Il Geom. Arbaney chiede se l'imposizione di tale contributo agli esportatori del legname non potrebbe essere applicato con decorrenza dal 1° corrente mese. Il Prof. Chabod risponde che il Consiglio può adottare dei provvedimenti con effetto immediato, ma non con effetto retroattivo.

Il Consiglio previa lunga ed animata discussione, ad unanimità;

delibera

l'applicazione di un contributo per la ricostruzione della Valle sul legname da lavoro che viene esportato dalla Valle nella misura provvisoria di L. 400 al metro cubo per il legname in tronchi, o, comunque, destinato ad usi industriali, e di L. 600 al metro cubo per il legname segato, e demanda alla Giunta di determinare le modalità per la riscossione del suddetto contributo.
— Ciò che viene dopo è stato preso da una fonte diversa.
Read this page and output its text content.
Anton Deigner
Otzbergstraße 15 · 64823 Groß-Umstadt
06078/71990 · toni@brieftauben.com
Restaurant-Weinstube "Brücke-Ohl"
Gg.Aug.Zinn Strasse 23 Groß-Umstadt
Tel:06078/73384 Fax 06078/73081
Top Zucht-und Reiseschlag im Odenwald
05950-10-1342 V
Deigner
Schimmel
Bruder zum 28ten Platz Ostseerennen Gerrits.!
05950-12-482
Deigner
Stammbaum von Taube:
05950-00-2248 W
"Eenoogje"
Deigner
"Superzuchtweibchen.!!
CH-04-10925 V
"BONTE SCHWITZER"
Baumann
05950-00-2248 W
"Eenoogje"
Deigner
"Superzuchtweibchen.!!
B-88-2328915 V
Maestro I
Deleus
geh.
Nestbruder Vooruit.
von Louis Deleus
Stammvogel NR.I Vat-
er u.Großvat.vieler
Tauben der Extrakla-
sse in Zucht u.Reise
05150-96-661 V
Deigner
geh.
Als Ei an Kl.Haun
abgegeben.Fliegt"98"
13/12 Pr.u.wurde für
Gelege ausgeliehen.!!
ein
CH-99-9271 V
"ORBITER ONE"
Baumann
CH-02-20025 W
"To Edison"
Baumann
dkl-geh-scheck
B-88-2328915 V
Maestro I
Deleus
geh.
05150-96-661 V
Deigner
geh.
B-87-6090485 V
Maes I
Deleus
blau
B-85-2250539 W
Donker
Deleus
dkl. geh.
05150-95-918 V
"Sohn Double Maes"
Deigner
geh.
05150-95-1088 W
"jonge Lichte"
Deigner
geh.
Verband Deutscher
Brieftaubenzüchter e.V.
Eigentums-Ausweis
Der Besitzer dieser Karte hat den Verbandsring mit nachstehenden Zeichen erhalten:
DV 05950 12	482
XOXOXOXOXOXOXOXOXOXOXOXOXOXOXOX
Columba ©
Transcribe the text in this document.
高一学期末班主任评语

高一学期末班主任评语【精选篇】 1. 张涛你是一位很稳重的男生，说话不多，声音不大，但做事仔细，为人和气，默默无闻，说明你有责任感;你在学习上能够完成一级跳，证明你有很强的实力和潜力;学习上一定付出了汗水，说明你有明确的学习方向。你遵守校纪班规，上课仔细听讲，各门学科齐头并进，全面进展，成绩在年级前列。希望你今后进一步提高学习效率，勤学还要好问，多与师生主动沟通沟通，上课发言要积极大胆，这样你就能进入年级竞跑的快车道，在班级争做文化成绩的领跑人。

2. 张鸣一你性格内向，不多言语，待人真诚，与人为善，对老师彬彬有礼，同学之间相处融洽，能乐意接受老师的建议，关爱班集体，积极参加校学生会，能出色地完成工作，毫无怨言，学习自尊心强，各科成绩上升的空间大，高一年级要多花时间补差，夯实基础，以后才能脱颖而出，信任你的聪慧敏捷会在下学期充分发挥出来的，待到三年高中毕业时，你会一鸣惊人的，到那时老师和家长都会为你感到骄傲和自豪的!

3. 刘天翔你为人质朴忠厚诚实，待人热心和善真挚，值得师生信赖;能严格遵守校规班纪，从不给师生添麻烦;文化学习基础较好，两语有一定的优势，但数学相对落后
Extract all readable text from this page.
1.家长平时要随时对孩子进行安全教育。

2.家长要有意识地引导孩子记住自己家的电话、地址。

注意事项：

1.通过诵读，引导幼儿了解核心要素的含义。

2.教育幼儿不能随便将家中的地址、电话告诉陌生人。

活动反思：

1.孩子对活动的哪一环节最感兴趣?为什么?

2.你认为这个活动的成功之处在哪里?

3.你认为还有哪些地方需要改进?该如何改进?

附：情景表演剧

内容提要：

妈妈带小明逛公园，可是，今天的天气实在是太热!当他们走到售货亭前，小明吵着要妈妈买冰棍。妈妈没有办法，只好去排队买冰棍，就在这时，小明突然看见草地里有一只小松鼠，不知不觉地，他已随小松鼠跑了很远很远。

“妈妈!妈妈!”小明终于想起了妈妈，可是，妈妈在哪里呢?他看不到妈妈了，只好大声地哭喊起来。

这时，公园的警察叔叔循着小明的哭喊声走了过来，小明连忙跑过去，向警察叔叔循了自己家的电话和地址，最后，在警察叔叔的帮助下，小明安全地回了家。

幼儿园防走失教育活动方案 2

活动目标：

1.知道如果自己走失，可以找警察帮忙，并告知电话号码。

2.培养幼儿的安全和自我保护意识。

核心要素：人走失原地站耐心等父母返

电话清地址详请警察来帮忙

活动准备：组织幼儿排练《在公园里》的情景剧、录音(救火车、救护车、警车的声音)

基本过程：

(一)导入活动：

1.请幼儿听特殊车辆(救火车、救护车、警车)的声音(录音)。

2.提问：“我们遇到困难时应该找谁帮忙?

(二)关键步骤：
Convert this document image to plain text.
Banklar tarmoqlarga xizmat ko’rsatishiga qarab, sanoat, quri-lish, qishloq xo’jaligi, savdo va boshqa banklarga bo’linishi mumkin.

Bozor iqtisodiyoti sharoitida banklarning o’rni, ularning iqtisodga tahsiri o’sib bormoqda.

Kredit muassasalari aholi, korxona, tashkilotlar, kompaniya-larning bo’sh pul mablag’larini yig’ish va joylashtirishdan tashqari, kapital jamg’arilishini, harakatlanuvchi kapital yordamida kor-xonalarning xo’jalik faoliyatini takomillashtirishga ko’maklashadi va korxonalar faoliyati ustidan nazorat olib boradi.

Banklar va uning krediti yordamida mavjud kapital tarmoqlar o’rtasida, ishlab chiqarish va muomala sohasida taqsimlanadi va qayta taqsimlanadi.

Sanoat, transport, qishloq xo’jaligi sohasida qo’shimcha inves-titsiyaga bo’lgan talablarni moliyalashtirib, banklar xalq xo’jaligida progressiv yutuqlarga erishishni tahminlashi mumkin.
Il Presidente sottopone quindi all'approvazione del Consiglio la bozza del seguente manifesto:

" Il Presidente

Vista la deliberazione del Consiglio della Valle in data 10/1/1946;

Attesa la necessità di iniziare, senza ulteriori indugi, l'opera di ricostruzione della Valle;

Considerato che il già scarso patrimonio forestale della Valle è in questo momento oggetto di intenso sfruttamento, tale da offrire larghissimi margini di guadagno alla speculazione privata;

Mentre riafferma la volontà di piena collaborazione economica con le altre Provincie e l'avversione da ogni forma di esclusivismo autarchico regionale e perciò, anche per un alto senso di solidarietà umana, decide di non gravare in alcun modo l'esportazione del legname da ardere, necessario per rendere meno dura la vita delle masse nelle grandi città vicine:

decreta

Art. 1 - Il legname da lavoro che viene esportato, sotto qualsiasi forma dalla Valle, è assoggettato ad un "Contributo per la ricostruzione della Valle", nella misura provvisoria di L. 400 al metro cubo per il legname in tronchi o, comunque, destinato ad usi industriali, e di L. 600 al metro cubo per il legname segato.

Detto contributo è devoluto al Consiglio della Valle, che se ne varrà per l'opera di ricostruzione.

Art. 2 - Nessun trasporto di legname potrà essere effettuato fuori della Valle, senza una speciale bolletta di accompagnamento che attesti il pagamento del contributo suddetto. Detta bolletta sarà rilasciata dalla Società Anonima Cooperativa Imposte di Consumo di Aosta.

Art. 3 - Il Presente decreto ha effetto immediato.

In caso di infrazione verranno applicate le sanzioni previste dalla legge".

Il Consiglio approva ad unanimità la stesura del suddetto manifesto e ne autorizza l'affissione.

L'Avv. Caveri Severino fa presente che prima dell'affissione del manifesto dovrebbe essere pronto il sistema di blocco ed osserva che nel manifesto non c'è riferimento ad un testo legislativo, il che permetterebbe agli esportatori di contestare il provvedimento e di ricorrere in caso di contravvenzione.

Il Presidente replica che la Valle ha il diritto di imporre dei contributi e che nel caso sorgesse una polemica si potrà opporre che nell'Alto Adige tale contributo è stato applicato nella misura di L. 3.000 al metro cubo. Invita, comunque, gli Avv. Caveri, Torrione e Chanu ad esaminare se non vi sia una disposizione legislativa alla quale richiamarsi.

Il Geom. Vesan ritiene che si debba dare il mandato in via ufficiosa, ma che frattanto il Presidente debba, oltre alla questione di carattere legale, assicurarsi il benestare da Roma.